The number of new owner-occupier first home buyer loan commitments rose 15.8% in March, after reaching a five-year low in February.

That said, first home buyer activity was 21.8% lower than the year before and 50.5% lower than the January 2021 high.

Now that property prices appear to be rising again (see first story in newsletter), it might be wise for first home buyers to enter the market sooner rather than later, before prices rise further. Saving a deposit can be hard, but there are two ways to speed up the process.
Under the First Home Guarantee, the federal government helps eligible first home buyers purchase a property with just a 5% deposit without having to pay lender’s mortgage insurance. Income and price caps apply.

First home buyers who have parental support can use a guarantor home loan to enter the market with, potentially, a 0% deposit. Again, conditions apply.

I love helping first home buyers get on the property ladder.

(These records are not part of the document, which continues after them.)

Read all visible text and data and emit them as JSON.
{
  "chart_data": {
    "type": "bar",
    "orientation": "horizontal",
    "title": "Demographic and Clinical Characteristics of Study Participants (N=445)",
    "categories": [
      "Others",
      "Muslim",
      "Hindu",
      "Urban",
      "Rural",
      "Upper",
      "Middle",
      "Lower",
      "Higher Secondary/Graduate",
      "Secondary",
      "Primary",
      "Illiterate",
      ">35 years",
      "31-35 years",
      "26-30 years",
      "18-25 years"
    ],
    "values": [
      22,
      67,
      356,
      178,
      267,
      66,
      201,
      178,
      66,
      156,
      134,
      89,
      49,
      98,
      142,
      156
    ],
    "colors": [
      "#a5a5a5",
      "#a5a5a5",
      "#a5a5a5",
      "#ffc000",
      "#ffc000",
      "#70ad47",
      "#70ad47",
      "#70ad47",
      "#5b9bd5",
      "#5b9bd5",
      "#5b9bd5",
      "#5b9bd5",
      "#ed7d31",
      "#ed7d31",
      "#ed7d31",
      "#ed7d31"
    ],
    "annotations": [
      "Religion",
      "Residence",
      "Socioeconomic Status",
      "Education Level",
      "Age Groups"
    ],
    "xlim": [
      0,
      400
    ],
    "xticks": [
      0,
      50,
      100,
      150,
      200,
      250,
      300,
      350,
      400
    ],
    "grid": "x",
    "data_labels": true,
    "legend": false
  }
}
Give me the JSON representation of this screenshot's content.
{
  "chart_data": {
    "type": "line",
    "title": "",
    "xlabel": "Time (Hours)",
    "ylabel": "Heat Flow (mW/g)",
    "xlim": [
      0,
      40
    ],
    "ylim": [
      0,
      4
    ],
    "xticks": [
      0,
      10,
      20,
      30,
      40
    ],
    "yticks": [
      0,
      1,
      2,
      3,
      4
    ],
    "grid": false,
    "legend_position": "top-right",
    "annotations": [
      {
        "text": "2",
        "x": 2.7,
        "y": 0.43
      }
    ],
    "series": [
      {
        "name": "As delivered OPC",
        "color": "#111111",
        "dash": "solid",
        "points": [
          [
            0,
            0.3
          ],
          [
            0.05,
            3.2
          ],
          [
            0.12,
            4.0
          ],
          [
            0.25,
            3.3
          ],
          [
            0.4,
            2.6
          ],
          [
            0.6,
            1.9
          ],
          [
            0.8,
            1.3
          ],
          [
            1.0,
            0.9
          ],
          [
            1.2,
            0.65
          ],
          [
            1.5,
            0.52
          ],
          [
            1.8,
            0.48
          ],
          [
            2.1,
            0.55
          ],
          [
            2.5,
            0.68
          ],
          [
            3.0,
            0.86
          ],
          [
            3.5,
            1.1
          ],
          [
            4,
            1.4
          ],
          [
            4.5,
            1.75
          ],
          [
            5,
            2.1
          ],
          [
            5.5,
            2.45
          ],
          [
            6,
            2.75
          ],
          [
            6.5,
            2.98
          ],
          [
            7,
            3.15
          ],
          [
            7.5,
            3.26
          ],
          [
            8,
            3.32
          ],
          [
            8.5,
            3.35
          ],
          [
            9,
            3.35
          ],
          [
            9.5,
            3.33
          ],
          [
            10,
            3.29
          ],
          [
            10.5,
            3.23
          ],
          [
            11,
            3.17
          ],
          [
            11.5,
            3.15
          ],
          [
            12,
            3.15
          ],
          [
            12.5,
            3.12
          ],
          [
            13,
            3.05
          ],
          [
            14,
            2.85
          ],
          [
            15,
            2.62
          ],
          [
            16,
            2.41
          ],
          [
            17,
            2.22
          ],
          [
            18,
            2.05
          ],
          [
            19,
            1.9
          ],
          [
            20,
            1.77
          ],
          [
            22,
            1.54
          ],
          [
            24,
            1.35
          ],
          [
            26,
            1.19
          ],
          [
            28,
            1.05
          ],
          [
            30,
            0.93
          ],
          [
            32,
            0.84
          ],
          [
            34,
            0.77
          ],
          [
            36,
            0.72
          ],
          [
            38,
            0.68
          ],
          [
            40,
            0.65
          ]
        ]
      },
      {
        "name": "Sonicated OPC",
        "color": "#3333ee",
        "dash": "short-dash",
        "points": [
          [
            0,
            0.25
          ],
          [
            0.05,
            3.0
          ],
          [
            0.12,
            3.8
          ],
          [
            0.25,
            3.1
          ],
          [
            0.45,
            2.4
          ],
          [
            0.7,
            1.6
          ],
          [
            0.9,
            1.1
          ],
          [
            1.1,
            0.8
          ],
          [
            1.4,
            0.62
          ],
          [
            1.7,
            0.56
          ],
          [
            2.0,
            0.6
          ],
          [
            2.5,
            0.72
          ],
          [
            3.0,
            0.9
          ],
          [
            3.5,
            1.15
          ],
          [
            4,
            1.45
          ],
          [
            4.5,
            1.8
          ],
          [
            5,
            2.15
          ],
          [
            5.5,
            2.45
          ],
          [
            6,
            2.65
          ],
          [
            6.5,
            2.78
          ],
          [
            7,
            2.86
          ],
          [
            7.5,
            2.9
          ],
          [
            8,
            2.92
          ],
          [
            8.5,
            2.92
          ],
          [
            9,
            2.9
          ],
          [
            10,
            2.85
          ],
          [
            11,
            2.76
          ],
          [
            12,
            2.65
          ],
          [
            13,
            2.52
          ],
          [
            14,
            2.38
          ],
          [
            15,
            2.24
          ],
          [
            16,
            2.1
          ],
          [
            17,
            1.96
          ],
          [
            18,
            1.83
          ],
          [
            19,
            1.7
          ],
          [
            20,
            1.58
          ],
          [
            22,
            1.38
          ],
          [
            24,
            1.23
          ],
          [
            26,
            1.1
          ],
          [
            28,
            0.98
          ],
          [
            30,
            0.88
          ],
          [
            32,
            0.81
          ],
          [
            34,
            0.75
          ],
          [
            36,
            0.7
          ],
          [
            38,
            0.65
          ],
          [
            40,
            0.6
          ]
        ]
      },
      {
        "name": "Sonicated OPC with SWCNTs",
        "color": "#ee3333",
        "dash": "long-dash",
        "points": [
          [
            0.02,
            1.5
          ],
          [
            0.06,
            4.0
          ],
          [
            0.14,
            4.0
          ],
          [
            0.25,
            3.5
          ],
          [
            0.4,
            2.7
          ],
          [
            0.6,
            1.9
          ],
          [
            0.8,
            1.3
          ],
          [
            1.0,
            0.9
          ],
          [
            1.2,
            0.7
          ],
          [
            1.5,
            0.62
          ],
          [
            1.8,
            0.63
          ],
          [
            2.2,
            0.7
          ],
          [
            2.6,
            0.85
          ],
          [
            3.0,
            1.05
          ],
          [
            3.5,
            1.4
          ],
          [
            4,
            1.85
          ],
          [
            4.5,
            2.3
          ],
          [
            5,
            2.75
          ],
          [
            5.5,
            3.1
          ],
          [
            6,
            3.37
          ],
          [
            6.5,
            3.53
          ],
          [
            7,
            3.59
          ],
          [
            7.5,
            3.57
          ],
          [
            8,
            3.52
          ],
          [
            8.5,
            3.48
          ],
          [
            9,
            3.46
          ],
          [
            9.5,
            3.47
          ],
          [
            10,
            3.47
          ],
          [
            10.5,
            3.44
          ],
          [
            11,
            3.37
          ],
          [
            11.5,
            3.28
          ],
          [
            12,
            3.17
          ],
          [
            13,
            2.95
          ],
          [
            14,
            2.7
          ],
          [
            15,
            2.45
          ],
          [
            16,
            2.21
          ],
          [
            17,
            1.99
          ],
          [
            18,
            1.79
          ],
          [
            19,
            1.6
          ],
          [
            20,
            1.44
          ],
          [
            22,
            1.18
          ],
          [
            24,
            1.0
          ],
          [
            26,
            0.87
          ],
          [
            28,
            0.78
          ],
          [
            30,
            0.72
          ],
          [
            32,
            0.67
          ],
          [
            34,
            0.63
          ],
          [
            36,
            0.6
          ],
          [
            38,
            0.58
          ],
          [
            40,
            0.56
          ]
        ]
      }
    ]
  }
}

Contact me for expert advice.

Things are looking up for owners of units, whether owner-occupiers or investors.

After the national median unit price fell for 10 consecutive months, it increased in both March (0.6%) and April (0.7%), according to CoreLogic.

CoreLogic economist Kaytlin Ezzy said this could signify “the start of a slow recovery phase, with inflation seemingly moving past its peak and consumer sentiment rising from near-record lows”.

Meanwhile, unit rents are not only surging (up 14.8% over the year to April), they’re growing significantly faster than house rents (8.4%).

“The mismatch between [unit] rental supply and demand has seen capital city rental growth reaccelerate, which will be unwelcome news to many tenants already struggling to find affordable rental accommodation,” Ms Ezzy said.

“While units across each of the capitals and rest-of-state regions still offer a more affordable rental alternative compared to houses, the stronger rental growth seen in the medium to high-density sector, in part due to their relative affordability, has seen the gap narrow.”